Thanks! The primary work is either quick previewing of or format translation of 
large numbers of very large files. We want reasonable random access or 
sequential access speed to what may be terabytes of data. Cleverness with block 
buffering, i/o, compression, etc. are all games for another part of the system 
and so I’m trying to just use a terrifically naive mmap strategy. It’s worked 
great with one file, and now I’d like to see if I can export a 2D array 
representing the data in lots of files. A few hours of mmap trickery gets me a 
long way to being able to write boring, understandable code against this data 
while I wrangle it into a more suitable form. 
On April 9, 2015 at 4:38:16 AM, Tim Holy (tim.h...@gmail.com) wrote:

https://github.com/tanmaykm/ChainedVectors.jl  

--Tim  

On Wednesday, April 08, 2015 09:24:03 PM Kevin Squire wrote:  
> AFAIK, there's nothing really like that right now, but what do you plan to  
> do with the data?

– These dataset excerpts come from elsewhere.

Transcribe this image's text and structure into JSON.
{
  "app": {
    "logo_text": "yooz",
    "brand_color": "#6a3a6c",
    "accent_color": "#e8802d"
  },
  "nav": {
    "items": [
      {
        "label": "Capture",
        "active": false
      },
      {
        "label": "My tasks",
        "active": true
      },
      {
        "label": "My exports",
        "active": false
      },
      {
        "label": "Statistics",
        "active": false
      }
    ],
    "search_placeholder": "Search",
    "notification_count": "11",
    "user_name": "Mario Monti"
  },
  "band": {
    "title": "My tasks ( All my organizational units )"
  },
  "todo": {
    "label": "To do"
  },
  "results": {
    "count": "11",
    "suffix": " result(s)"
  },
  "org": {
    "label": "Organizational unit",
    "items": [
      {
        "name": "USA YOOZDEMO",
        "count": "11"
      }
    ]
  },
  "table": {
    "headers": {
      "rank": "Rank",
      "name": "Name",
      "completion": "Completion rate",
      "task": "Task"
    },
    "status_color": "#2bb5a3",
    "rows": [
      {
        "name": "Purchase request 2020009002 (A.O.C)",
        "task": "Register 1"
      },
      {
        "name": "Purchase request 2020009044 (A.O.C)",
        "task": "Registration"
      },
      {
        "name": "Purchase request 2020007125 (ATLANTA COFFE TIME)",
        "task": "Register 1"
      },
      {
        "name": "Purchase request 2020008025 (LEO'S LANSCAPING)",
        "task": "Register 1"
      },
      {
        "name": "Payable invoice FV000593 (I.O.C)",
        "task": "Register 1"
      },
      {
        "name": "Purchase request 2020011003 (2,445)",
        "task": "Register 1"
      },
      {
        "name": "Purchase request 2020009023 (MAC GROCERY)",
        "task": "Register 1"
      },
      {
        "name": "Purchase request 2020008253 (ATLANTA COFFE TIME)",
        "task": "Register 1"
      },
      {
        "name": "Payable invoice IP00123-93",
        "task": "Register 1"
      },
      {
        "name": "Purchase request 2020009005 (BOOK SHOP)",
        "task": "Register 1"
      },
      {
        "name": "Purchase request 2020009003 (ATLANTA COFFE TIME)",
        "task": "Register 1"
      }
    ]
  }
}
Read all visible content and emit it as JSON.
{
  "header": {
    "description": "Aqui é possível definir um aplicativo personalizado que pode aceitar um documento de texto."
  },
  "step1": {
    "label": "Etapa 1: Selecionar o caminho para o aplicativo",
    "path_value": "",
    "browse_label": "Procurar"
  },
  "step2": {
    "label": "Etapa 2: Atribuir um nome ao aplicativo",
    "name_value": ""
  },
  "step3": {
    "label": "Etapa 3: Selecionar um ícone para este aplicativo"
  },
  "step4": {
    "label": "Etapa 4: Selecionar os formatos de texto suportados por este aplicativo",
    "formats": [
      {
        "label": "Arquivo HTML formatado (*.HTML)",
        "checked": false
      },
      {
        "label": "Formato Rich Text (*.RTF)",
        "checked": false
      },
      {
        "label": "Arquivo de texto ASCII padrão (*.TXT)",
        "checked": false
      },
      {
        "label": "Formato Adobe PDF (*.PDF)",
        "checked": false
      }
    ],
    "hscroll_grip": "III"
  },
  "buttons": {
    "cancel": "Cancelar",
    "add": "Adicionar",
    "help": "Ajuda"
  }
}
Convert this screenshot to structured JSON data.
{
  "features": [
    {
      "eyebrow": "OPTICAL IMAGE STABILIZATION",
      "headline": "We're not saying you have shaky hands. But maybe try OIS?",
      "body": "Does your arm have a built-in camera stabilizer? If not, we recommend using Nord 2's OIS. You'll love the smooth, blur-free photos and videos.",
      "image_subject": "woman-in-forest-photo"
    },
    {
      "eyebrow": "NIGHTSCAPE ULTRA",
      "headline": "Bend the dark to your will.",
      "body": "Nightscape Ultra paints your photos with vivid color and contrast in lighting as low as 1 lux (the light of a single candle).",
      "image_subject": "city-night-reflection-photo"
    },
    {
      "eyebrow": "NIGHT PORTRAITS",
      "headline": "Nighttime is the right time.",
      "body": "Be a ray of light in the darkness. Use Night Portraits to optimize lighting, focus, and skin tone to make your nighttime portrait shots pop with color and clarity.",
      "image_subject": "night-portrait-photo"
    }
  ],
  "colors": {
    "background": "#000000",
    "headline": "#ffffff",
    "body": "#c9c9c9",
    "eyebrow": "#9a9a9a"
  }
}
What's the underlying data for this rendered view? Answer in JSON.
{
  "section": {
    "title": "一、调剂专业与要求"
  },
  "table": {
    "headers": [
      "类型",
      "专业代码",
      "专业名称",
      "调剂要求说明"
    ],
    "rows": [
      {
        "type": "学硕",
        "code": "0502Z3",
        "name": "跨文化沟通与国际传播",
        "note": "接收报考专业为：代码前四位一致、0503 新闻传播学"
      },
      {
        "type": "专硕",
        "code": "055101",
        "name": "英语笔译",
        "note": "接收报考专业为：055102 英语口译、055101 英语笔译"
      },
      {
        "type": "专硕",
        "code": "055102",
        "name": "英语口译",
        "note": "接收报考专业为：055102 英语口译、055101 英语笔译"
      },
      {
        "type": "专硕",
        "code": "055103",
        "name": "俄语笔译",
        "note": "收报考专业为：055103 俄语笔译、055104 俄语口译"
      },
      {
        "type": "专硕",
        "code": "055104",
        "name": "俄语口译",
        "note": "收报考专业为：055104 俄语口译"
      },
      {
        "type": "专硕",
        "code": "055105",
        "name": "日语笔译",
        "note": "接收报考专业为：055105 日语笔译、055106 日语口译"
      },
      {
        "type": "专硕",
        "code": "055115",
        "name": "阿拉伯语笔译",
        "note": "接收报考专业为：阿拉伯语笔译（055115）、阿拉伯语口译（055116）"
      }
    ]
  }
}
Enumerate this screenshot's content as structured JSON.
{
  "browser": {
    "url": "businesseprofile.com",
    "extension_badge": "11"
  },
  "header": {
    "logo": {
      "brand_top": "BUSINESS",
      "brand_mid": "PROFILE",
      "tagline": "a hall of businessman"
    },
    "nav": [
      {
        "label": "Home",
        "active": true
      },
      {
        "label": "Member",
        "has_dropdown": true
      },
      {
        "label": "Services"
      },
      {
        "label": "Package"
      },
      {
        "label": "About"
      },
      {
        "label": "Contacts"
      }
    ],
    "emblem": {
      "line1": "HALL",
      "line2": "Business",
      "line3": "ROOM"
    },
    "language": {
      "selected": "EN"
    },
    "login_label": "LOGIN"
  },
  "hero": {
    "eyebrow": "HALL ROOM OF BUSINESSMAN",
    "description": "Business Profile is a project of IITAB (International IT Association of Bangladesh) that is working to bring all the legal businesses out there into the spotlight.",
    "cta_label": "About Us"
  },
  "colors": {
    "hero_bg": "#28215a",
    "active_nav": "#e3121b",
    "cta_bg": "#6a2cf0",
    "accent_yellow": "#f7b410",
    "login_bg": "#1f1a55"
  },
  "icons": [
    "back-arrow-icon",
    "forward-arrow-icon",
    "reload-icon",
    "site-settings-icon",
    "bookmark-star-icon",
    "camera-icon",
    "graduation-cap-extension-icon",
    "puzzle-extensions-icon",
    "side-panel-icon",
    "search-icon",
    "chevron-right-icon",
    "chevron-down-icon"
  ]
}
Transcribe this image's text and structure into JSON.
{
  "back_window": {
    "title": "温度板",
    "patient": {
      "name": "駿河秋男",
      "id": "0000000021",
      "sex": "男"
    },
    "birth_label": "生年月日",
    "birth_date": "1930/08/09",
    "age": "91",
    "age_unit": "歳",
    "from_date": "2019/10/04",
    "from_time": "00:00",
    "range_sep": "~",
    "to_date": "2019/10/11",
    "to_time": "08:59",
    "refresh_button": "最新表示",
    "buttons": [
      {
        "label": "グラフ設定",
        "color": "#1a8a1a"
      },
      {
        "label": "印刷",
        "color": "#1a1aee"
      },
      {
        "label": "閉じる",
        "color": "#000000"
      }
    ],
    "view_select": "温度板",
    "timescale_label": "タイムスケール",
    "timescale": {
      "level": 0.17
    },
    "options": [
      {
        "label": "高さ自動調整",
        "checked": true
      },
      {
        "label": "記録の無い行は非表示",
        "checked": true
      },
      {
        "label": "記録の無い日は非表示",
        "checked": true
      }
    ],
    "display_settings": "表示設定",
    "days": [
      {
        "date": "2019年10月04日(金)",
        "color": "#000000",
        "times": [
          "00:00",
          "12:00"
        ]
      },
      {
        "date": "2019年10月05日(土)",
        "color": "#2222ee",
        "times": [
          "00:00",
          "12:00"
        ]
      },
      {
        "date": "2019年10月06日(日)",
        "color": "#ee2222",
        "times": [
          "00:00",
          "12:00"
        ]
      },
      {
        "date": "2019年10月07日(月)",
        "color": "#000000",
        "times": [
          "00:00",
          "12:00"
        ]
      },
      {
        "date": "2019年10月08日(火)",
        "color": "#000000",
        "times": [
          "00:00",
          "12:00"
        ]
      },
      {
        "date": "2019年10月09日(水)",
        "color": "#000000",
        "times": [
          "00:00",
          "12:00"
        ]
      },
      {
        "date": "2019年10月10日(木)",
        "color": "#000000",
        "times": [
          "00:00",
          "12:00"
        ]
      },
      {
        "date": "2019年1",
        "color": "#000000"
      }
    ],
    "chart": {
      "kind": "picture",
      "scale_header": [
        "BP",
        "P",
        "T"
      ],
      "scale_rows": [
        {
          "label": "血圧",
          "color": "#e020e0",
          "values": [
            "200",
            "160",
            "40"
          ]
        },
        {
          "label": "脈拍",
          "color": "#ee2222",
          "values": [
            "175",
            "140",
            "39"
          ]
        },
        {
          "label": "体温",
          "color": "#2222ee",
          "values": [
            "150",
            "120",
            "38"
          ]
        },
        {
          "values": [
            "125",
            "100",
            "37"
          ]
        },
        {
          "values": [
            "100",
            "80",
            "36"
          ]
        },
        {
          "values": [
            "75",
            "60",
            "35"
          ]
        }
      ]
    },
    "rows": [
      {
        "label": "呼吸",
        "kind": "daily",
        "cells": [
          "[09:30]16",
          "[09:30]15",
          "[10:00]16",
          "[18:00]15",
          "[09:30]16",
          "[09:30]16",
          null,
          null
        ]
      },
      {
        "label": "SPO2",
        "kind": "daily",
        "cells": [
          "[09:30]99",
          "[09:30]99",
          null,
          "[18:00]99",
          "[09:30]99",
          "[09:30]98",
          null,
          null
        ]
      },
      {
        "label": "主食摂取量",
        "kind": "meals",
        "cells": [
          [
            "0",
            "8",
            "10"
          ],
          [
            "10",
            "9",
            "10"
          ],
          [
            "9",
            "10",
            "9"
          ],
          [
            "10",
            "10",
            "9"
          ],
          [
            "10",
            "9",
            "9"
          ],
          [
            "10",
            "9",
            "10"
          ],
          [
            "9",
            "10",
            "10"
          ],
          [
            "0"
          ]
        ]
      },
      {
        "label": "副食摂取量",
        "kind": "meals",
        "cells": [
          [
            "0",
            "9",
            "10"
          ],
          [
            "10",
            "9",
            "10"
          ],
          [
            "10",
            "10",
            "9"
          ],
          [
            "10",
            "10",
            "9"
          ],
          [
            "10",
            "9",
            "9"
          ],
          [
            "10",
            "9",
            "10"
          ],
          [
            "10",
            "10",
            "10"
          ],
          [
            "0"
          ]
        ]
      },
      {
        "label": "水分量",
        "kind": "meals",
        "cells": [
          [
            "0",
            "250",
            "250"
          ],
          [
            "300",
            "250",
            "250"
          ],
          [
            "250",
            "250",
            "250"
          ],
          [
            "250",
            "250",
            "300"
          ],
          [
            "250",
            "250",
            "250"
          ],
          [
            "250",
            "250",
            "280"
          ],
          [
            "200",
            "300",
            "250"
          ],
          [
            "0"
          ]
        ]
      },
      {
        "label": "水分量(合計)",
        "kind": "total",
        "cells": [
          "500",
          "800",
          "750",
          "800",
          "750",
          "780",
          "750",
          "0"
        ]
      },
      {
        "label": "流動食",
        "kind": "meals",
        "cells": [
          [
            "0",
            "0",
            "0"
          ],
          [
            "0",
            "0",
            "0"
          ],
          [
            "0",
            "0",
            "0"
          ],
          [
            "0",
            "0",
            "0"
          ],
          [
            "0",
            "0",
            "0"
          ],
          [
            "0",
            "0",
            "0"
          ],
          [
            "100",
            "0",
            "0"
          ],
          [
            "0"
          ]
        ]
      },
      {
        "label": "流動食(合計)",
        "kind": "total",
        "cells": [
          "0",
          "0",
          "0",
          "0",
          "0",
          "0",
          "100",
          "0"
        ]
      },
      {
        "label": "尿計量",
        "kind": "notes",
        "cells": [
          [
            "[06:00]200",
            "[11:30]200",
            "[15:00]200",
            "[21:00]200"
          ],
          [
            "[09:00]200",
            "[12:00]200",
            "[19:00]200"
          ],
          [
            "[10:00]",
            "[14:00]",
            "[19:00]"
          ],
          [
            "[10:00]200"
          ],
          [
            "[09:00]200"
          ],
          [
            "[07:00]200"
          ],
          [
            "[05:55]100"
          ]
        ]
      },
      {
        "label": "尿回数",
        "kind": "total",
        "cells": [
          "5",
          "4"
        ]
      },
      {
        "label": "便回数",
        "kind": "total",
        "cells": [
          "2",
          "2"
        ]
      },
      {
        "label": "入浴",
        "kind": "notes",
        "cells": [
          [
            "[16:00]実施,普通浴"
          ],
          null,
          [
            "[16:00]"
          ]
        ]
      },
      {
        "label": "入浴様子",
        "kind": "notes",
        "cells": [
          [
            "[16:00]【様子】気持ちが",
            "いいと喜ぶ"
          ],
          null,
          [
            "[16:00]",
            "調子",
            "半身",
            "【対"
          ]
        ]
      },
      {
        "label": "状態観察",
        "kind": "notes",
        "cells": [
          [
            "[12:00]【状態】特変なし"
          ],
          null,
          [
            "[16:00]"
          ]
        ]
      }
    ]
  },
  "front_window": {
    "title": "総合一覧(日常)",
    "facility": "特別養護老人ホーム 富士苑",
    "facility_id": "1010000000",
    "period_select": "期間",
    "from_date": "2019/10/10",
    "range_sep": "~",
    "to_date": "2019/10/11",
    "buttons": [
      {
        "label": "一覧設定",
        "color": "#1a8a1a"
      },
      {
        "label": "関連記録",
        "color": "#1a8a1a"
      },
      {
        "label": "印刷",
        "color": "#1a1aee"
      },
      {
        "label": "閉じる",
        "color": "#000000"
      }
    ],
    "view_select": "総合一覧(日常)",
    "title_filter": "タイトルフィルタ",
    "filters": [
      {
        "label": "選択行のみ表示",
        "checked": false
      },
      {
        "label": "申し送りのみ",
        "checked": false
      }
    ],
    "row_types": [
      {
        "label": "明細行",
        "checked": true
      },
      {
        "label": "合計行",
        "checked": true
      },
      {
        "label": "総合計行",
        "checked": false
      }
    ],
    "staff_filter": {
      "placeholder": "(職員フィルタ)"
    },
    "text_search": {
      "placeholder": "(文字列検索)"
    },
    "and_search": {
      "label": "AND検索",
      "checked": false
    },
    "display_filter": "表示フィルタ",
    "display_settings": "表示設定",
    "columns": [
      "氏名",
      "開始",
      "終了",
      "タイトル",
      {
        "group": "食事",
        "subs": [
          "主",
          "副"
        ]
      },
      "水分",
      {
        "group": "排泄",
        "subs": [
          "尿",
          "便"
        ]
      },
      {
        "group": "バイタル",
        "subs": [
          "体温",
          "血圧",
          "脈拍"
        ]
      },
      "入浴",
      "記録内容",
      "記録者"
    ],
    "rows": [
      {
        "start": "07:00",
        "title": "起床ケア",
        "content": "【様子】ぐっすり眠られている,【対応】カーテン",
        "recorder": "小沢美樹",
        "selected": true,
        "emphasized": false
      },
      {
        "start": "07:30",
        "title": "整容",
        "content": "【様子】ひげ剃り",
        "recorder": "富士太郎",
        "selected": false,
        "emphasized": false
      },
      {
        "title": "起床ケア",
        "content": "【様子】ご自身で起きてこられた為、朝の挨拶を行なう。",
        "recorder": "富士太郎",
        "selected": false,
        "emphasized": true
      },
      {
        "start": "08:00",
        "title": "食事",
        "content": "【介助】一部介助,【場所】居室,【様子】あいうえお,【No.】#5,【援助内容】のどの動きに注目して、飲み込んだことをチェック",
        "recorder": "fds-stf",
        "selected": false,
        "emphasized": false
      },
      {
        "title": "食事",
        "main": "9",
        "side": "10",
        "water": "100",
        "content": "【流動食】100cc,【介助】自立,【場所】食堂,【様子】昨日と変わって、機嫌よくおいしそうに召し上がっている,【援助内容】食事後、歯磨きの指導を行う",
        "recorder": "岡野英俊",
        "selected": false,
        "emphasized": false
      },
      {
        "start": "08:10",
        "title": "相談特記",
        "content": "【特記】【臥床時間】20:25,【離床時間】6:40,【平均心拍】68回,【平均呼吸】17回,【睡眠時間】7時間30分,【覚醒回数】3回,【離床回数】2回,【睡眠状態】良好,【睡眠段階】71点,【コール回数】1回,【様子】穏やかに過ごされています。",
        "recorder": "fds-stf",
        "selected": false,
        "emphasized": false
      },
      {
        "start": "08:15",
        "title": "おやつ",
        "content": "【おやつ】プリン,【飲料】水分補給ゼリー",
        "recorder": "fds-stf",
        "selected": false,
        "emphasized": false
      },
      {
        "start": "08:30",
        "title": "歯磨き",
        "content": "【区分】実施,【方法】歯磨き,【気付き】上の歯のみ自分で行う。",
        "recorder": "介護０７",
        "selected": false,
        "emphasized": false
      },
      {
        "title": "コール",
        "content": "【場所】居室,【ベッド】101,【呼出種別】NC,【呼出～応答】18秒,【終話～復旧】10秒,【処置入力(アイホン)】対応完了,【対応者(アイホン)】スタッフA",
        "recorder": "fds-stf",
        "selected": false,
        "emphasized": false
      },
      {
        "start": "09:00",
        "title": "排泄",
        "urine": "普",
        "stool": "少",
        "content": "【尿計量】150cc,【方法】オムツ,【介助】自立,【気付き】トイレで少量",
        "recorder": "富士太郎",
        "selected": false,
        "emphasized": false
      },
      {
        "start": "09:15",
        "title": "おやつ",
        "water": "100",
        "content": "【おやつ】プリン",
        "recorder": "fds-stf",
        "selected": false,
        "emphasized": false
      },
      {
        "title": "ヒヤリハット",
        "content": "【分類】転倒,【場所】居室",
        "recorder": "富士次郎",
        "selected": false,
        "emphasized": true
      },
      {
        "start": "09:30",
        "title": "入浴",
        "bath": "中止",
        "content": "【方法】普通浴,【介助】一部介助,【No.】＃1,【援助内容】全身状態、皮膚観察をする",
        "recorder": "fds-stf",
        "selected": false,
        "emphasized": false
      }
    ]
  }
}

Most linear algebra code, for example, calls out to  
> BLAS, which requires data to be contiguous (or at least strided) in  
> memory. Other code may or may not have this same restriction.  
>  
> It should be relatively easy to write an `VCat` type which wraps a variable  
> sized list of arrays and at least lets you index them as if they were one  
> array. Making it efficient would probably be more challenging, and making  
> it an actual AbstractArray might be tedious, but should be doable.  
>  
> Cheers!  
> Kevin  
>  
> On Wed, Apr 8, 2015 at 8:56 PM, Sebastian Good <  
>  
> sebast...@palladiumconsulting.com> wrote:  
> > I can use sub to pretend a larger array is a smaller, or differently  
> > shaped one. Is there functionality to allow me to treat several smaller  
> > arrays as a larger one without copying them? In effect, mimicking hcat  
> > and friends, but without copying data.